Locally testable code (LTC)[1][2][3][4]

Code for which one can efficiently check whether a given string is a codeword or is far from a codeword. Efficiency of the verification is quantified by the code's query complexity \(u\), while effectiveness is quantified by the code's soundness \(R\).

Typically, one looks at how \(R\) scales with increasing code size for infinite families of codes, defining LTC families as those for which the soundness is asymptotically constant. Such LTC families with asymptotically constant distance, rate, and query complexity are called \(c^3\)-LTCs. The first two such families are classical codes arising from the expander lifted-product quantum code construction and left-right Cayley complex codes.

A technical definition for codes over binary alphabets is provided as follows; for general alphabets, see Ref. [5]. The idea behind LTCs is to be able to reliably test whether a given bit-string \(x\) is in the code by only sampling subsets of \(u\) bits. To have something to check against, we first have to define a collection of length-\(u\) subsets \(S\) of bit locations that are called allowed local views. A code is LTC if the following two conditions are satisfied [6; Thm. 1.1].

First, if \(x\) is a codeword, then all of its restrictions \(x|_S\) to the subsets \(S\) are allowed local views, \begin{align} x\in C \Rightarrow x|_S \in \{\text{allowed local views}\}~. \tag*{(1)}\end{align} This guarantees that codewords can indeed be determined from this limited sampling procedure.

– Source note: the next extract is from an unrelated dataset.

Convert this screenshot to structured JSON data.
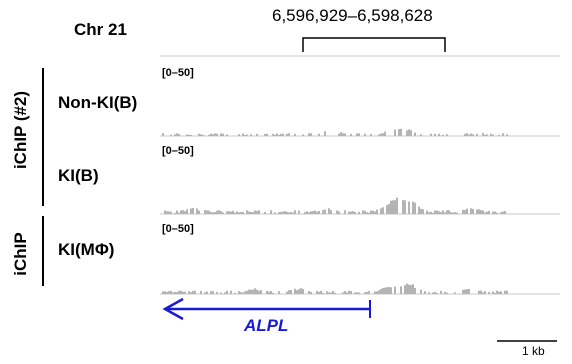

Second, the probability that a given restriction is not an allowed local view is lower-bounded by the relative distance to the code, \begin{align} \text{Pr}_S (x|_S\text{ not allowed local view}) \geq \frac{R}{n} D(x,C)~, \tag*{(2)}\end{align} where \(D(x,C)\) is the Hamming distance between \(x\) and the closest codeword to \(x\). This condition ensures that strings \(x\) can be deemed to be not in the codespace with high probability, i.e., with probability increasing as \(x\) gets farther from the code.